Theater degrees are not useless


Performer in a dress standing in a dim theater setting, presumable part of a show.
Theater remains relevant to popular culture but with the pandemic, what theater looks like has shifted to a new model. (Photo courtesy of Unsplash)
 

Dead. Irrelevant. Goofy and embarrassing —this is how the theater is described now. Long before coronavirus introduced itself and promptly took a shit on the stage, theatermakers were struggling to fill seats and acquire funding. Even with the anomalous success of “Hamilton,” straight plays — plays with no musical numbers — haven’t been centerstage of entertainment for over a century.

This considered, it seems reasonable enough to posit theater may be taking a long day’s journey into night, and might even vanish altogether in the next few decades.

 So who in their right mind would choose to study it?

 Over 11,000 students who graduate every year with a degree in dramatic arts in the U.S. alone, that’s who. During the 2018-2019 season, Broadway musicals generated a whopping $1.43 billion and the median salary earned was over $60k. 

 If that’s what death looks like, grab a shovel and start grave-digging because that’s not half bad.

 Western theater was born out of ancient Greece alongside cartography, democracy and the alarm clock. It existed well after the Battle of Corinth ended the Greeks’ Titan rule, through the fall of Rome, the rise of Genghis Khan and even after the Black Plague wiped out half of Europe’s population. It adapted with the invention of improvisational comedy when Italian audiences presumably grew bored of rehearsed lines and adapted again in 17th century England when King Charles II decided sex jokes were funny. 

 Theater’s never so much as dreamt of taking a vacation, let alone withered away like a raisin in the sun. It’s here to stay, albeit in a somewhat less compelling form.
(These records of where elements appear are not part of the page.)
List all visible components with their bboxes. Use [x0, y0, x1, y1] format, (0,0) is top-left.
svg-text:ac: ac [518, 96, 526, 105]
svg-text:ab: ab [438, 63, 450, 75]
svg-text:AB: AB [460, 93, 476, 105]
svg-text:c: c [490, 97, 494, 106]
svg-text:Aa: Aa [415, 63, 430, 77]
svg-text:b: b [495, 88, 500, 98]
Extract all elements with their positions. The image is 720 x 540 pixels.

The effect coronavirus had on live events cannot be overstated. For two years, plays and festivals have largely taken place online, and their quality of participation has tanked. Though there are some counterarguments citing the inaccessibility of the more prototypical theater, anyone who’s sat through a Zoom play can tell you that what is gained does not outweigh what is lost.
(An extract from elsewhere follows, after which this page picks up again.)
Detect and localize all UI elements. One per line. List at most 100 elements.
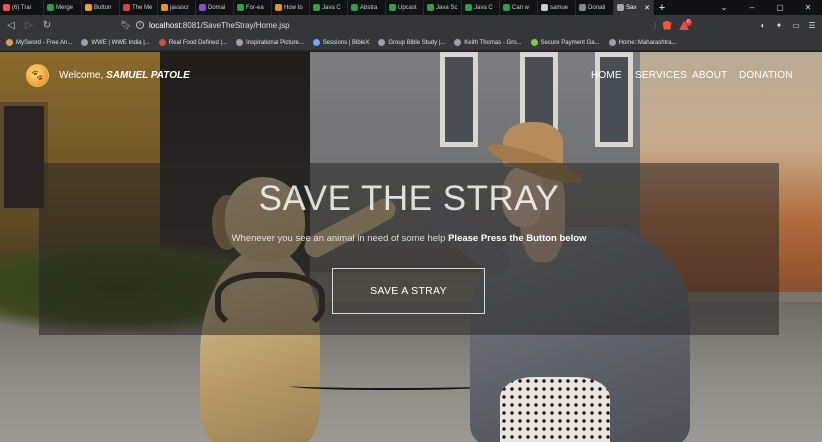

 Theater isn’t dead. A pandemic simply kicked it out of its house. It’s not the first time; it won’t be the last.

 If that is true, it must also be true that theater degrees are not useless after all. In fact, they impart a variety of invaluable skills to their recipients.

 Dramatic arts programs require a hefty amount of collaboration and communication because that’s what the industry requires of its employees. One large stage play can employ hundreds of people, and it’s absolutely essential to the success of the performance that they all converge with the same overarching artistic understanding and practical follow-through. Otherwise, the event will fall apart and quickly.
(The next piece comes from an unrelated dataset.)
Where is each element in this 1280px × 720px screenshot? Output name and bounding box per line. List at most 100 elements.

 Theatermakers — especially actors — may be better able to handle criticism, even when it’s painfully personal. The competitive nature of the entertainment industry imparts a sort of mandatory resilience. Getting rejected on the basis of hair color, height and nepotism would toughen any person.

 Simultaneously, a career in theater arts is a creative endeavor. Empathy begets creativity, at least according to Chris Adkins, the executive director of the Notre Dame Deloitte Center of Ethical Leadership. 

 “Empathy begins with attention. Creativity does too. In both cases, you pay attention to the data you take in,” Adkins said. “When you empathize with some one, you’re stretching outside of yourself and stretching into that person’s world.”

 Which leads to the next point: stage managers, directors and designers are quick-thinking team members — they have to be. Live events always operate under a certain level of stress and are subject to acts of inconvenient randomness. To ensure a project’s safe and effective operation, crew members must be quick on their feet, ready to pin a falling skirt or reset the stage at a moment’s notice.

 With all of that considered, it would seem theater people make rather valuable members of the workplace, so much so that they check every box on Forbes’ list of most valuable professional skills with the unimportant exception of technical abilities. Computers and their technicians get enough credit for running the modern world; do they really need domain over our black box theaters, too?

 Theater is a live performance subject to change from performance to performance. A campfire lit on Wednesday won’t burn the same as one on Sunday; the kindling, temperature and environmental moisture will inevitably vary . That’s the beauty of classic theater: The promise of surprise, which will never grow old. Filmmaking is built on this same principle, a testament to the art of storytelling’s ability to metamorphose and live out several hundred lifetimes.